School districts—and teachers—are the ones actually using the data, says Cody Venzke, senior counsel for the Center for Democracy in Technology’s Equity in Civic Technology Project. And that means that any legislation has to walk a line between protecting student privacy and allowing schools to perform necessary services, he says.
One of the solutions that the DQC argues for is new data collection measures by states. The nonprofit points out that many of the latest legislative measures embrace this approach, with 120 of the bills either specifying new data collections or updates to existing ones.
But researchers like Levin worry that building up such troves of data is part of the problem in the first place. State departments of education are fat targets, which haven’t historically been able to protect data, he argues.
“In an increasingly politicized country, creating these, essentially, honey pots of highly sensitive information about school community members—students, teachers, parents, families, educators—it’s almost guaranteed that it will be exploited at some point for either personal or political gain,” Levin says.
And there’s potential for misuse of the data by officials. Venzke’s organization, CDT, published a report in August suggesting that districts are using data to discipline students more often than to keep them safe. Post-Roe, Senators Elizabeth Warren and Edward Markey, of Massachusetts, suggested that the data collected by at least four student surveillance platforms—Gaggle, Bark Technologies, GoGuardian and Securly—could plausibly be used to punish students searching for information about reproductive care.

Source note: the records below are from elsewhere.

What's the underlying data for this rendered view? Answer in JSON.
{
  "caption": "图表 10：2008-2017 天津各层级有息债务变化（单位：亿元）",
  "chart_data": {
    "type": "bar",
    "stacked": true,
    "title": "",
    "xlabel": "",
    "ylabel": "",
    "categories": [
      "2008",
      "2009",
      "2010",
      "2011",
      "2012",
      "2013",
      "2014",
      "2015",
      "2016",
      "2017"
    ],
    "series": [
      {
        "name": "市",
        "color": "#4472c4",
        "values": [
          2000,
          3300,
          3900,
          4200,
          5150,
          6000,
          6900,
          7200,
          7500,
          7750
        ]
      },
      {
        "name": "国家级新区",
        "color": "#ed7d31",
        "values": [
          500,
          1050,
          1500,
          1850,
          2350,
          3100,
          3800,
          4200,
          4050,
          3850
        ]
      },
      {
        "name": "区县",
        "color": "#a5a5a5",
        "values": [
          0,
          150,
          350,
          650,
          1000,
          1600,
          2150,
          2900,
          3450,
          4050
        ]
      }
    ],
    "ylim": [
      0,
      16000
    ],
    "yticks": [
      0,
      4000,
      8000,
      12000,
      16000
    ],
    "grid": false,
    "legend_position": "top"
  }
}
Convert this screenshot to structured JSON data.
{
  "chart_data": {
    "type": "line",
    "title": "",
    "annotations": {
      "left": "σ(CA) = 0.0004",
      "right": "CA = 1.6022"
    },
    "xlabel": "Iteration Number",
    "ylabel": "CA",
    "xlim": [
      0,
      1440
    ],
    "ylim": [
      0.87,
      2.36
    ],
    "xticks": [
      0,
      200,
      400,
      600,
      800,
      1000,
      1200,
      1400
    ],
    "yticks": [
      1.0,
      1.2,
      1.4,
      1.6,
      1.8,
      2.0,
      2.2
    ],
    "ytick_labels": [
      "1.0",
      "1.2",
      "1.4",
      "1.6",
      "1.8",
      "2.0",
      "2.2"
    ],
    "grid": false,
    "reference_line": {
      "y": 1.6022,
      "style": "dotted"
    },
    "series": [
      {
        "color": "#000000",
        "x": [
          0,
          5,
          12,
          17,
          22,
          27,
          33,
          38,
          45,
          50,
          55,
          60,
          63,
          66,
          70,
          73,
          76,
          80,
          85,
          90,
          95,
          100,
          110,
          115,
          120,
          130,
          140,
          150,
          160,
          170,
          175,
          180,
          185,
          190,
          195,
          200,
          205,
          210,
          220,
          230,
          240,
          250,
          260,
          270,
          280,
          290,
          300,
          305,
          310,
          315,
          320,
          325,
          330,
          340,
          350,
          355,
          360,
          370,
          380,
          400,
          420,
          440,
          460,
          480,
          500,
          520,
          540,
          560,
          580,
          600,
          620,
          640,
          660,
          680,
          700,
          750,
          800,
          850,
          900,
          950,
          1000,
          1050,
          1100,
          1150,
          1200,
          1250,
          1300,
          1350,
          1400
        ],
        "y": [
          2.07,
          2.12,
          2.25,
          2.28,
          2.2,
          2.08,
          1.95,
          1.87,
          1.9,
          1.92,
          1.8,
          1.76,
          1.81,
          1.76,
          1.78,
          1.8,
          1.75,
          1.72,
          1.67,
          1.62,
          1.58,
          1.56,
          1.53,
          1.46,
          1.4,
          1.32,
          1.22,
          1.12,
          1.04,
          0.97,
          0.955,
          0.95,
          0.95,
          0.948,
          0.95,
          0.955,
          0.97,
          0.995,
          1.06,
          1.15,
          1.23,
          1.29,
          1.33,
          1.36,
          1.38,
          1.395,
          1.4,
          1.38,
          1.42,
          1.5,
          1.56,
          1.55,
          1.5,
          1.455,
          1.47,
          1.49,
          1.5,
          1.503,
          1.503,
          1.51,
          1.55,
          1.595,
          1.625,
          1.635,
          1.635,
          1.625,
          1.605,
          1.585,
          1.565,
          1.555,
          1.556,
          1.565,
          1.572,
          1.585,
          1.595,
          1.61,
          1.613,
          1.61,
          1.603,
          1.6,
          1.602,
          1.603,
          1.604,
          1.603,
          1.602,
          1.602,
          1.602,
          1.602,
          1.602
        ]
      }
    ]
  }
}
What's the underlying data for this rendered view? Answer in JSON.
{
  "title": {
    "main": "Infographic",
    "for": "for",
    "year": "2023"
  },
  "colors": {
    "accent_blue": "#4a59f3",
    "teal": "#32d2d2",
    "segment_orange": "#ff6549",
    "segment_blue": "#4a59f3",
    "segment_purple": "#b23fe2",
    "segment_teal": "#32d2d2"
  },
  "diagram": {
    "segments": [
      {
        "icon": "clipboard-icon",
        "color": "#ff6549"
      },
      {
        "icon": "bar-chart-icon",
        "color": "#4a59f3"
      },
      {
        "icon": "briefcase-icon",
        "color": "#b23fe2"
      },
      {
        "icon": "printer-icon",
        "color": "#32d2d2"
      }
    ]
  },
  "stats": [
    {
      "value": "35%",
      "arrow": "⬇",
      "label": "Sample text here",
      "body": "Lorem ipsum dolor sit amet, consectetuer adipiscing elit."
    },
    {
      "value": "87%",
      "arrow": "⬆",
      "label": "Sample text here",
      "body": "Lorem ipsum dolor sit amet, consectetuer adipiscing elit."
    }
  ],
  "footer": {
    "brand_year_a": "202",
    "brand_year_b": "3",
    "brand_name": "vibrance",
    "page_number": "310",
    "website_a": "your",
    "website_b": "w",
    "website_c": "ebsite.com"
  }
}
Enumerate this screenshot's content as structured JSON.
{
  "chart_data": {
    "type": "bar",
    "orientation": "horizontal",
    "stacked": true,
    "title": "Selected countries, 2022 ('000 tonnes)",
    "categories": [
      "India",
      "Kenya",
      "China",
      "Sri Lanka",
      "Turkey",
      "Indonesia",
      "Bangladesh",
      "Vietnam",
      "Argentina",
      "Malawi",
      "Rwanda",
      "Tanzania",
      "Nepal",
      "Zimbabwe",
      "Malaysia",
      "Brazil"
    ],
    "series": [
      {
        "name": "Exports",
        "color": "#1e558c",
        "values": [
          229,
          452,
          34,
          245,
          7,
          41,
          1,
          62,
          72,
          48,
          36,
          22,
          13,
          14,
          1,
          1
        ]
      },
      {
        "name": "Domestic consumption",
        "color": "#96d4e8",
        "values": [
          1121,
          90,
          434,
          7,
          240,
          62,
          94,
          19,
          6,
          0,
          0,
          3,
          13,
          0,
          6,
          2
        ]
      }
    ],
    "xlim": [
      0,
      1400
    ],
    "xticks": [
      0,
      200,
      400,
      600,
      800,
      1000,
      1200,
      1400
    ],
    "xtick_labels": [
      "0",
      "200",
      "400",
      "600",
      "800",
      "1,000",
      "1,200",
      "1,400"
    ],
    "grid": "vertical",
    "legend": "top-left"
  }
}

To Levin, this is a problem that the educational agencies—especially K-12 schools—need to take hold of, despite the fact that their resources are stretched thin already. “This is not something that somebody else is going to protect them from,” he adds. “There is no internet cop out protecting student data systems that is separate from what the schools are doing.”
But there are lessons from other sectors that can be learned, he says.
Disclosure agreements are a good start, he indicates. On example: California just passed a bill requiring states to report incidents affecting more than 500 students. And ultimately, the data collections at the state and regional level need to adopt a “cybersecurity risk management framework,” which are approaches to handling cybersecurity risk. There are several nationality recognized ones, he adds.